Ans: Both the papers [10] and [12] predict per-pixel object and attribute labels based on the mean-field approach, however [10] consists of object-attribute and attribute-attribute correlation terms. The use of such correlations terms helped [10] to improve the objects and attributes prediction, see sec. 2.2, thus we have made it as our baseline. We use all parts of [10] apart from the extra “verbal” information. Note that our approach is completely automatic.

R5: “My greatest concern is that the improvement of this paper over [12] may be entirely due to the use of the Kinect depth input…A simple baseline in which the DenseCRF also has access to the Kinect depth map (in some simple featurized form, of which several now exist) should also be presented.”

Ans: First, note that we also get an improvement over [12] for the Pascal dataset where no depth map is used. Secondly, thank you for the suggestion. We will add this experiment to a final version of this work. We suspect that the following may happen. Besides RGB-based appearance features we will add geometric features based on the depth maps. Note that these trained models will be input to both [12] and ours. Thus, it is likely that it would boost the performance of both [12] and our model.

R7 is concerned about the quality and clarity of the text.

Ans: To improve the clarity in a final version, we plan to include a table of definitions and notations. Note that R6 says: “Despite having many mathematical details, the paper is easy to read, well-motivated”

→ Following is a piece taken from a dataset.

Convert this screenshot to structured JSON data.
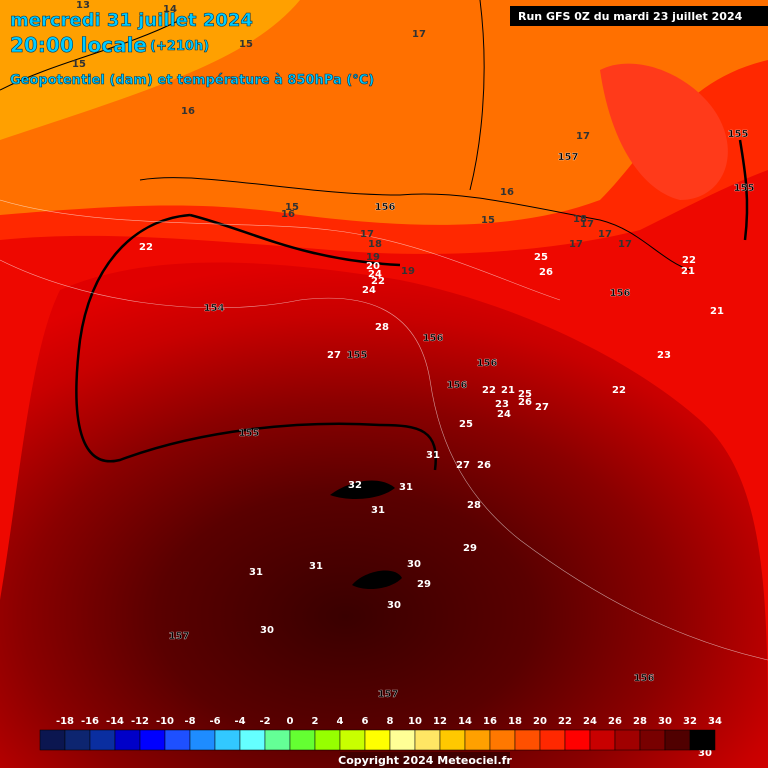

R7: “the authors do not report quantitative evaluation for the other side of the story: estimating intrinsic properties such as depth, illumination and reflectance”

Ans: We are aware of this concern and tried our best. We could not produce quantitatively results since there is no ground truth available for the reflectance, depth and illumination on these datasets (see lines 302-304). However we have qualitatively compared these properties against the models of retinex[17], Gehler et.al. [5] and our extended Scene-SIRFS model based on Barron and Malik [2]. Note, in [2] results on the MIT-intrinsic dataset were presented which consists of ground truth for the intrinsic properties. However there are around 20 images for 16 object classes. This is not enough to train the generic object and attribute models.

R7: “-on the object and attribute labelling task, the proposed method performs barely better than [10].”

Ans: In the early days of computer vision people have speculated about the synergy effect of intrinsic image properties and object recognition. However, in the past not many papers have addressed this topic. We believe that now is the right time to do so. Note that R7 says that both lines of research are rather mature. We see our work as a first step towards this grand goal rather than the final step.